This week’s blog post is on 3 quotes from “In The Service of What? The Politics of Service Learning” by Joseph Kahne and Joel Westheimer.
The paragraphs before this quote describe the outlooks and mindsets of middle-school students on an elementary school in a poor neighborhood. The music students received negative comments regarding the school they would be performing at. Their parents even went a step further, beyond the negative comments, and told the teacher they did not want their children performing at the school because it was not safe. This reminded me of the experience I had when I first started my service learning project.
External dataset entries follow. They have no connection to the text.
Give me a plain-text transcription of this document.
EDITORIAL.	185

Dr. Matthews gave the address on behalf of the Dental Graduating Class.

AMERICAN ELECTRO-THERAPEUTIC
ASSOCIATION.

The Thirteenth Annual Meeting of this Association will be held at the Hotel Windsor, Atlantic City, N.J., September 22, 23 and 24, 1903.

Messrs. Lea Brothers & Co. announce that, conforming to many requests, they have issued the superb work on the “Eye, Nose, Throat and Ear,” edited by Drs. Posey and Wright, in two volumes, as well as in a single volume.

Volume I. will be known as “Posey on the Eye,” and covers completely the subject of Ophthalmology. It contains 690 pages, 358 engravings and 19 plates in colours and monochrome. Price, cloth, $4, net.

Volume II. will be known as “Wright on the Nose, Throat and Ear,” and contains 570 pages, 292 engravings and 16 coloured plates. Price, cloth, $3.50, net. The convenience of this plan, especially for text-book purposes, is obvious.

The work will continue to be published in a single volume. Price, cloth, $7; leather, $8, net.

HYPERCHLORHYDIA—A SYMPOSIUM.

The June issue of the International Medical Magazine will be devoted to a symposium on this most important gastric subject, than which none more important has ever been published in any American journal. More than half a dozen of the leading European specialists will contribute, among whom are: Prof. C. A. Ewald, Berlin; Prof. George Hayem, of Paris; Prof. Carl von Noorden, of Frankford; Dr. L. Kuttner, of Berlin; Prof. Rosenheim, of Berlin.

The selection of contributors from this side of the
In my post “You’re Going WHERE?” I share my personal experience with how I allowed outside influences to determine my outlook on the school I was placed at, before I even started there.
“Otherness”-defined by the dictionary as the state or fact of being different or distinct. Ask Johnson, Delpit and even Kozol and they would define “otherness” as those without privilege. Each of these authors share examples of how the line between privilege and “otherness” needs to be broken. White privilege, upper class, male dominance, etc. all these are part of the privilege talked about in this quote, as well as in Johnson’s, Delpit’s and Kozol’s articles. In order for the line to be diminished the appearance of being privileged must disappear. We can’t walk into a school feeling empowered over our students. We must walk in ready to connect with our students.
I chose this quote because I can personally relate to this. I do not agree with this quote. I complete a journal entry for every visit at my service learning placement. Each time I write in my journal I write about an experience that has changed my previous outlook on the school and the students. I find myself growing each week that I tutor my students. I feel as if the entries in my journal are helping me slowly realize what it means to be a good teacher.
This quote ties together with the first quote I chose from page 8. I believe this quote is also a perfect example of what Johnson describes as privilege. We must not have a SCWAAMP attitude and consider ourselves privileged. As the quote says, we must “consider arguments that justify conclusions that conflict with [our] own predispositions and self-interest.” We must not let outside influence or what we thought we knew come between learning something new and possibly mind-changing. Yes, we can make a difference in our service learning placement but I also believe the students can make a difference in our lives.
Points to Share/Questions to Ask:
As the article says, many conduct service learning activities for charity purposes. How do we not walk into a classroom or other community organization feeling pity for those we are helping? It is easy to walk into our placement, especially after hearing the way people describe the neighborhood, feeling as if we are the only help these people have. We must realize that, yes we can help them, but we shouldn’t treat them any different than we would anyone else.